Strong Spring Watch Auction Results from the Independents
The Independents’ Atelier, the now highly anticipated section dedicated to independent watchmaking, saw a Roger W. Smith Series 1 “Onely Theo Fennell” (lot 145) break a world record for any Roger Smith watch sold at auction, selling for CHF 541,800, 14 times its pre-sale low estimate and now ranking as the highest auction price ever achieved for a wristwatch by a British watchmaker. Other notable ground-breaking results include a Harry Winston/F.P. Journe Opus 1 “Turquoise Tourbillon” (lot 142) in platinum that sold for CHF 453,600, and a sculptural Richard Mille Ref. RM022 (lot 31) limited edition red quartz TPT, presented on the market for the first time, sold for CHF 756,000.

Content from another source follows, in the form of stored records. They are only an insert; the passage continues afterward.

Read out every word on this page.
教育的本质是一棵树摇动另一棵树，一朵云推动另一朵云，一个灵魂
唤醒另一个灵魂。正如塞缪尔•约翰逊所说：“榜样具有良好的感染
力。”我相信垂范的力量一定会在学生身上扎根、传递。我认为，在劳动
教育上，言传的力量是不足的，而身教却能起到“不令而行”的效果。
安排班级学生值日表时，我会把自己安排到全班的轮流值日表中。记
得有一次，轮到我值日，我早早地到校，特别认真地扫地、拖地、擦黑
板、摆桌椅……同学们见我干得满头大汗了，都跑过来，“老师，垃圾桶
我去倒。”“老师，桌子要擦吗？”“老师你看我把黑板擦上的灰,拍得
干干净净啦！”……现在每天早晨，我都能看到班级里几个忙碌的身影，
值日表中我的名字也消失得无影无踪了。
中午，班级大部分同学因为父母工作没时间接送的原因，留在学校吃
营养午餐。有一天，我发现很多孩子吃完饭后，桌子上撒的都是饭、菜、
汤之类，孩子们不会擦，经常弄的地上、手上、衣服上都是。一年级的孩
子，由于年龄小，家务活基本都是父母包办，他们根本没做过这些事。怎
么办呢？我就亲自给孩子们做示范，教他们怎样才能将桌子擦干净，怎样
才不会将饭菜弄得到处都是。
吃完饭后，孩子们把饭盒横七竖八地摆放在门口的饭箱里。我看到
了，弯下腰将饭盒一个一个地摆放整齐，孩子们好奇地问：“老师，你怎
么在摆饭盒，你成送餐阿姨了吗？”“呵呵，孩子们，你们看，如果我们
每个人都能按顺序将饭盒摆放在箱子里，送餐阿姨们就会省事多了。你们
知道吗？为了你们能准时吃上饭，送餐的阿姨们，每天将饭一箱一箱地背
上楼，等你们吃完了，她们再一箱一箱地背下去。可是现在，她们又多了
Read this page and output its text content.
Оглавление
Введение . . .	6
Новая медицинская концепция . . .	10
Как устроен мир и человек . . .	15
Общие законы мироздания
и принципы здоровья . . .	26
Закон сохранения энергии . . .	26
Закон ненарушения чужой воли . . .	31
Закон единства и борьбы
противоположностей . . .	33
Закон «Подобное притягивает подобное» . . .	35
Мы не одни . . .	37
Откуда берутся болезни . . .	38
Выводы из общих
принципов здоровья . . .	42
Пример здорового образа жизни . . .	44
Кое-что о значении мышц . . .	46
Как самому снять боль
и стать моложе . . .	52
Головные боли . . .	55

This mirrors the results at Sotheby’s Important Watches: Part I Spring sale, with two early ‘Brass Movement’ F.P. Journe watches, an Octa Calendrier in Platinum and an Octa Reserve de Marche also in Platinum, both achieving results more than double the pre-sale low estimate of CHF 100,000.
Building Momentum for the Fall Auction Season
2021 is off to a flying start. With a full event calendar of online and offline auctions planned for the remainder of the year, it’s expected momentum will continue to run through till the end of the Fall auction season, with Only Watch the cherry on the cake of an unprecedented year for the auction market.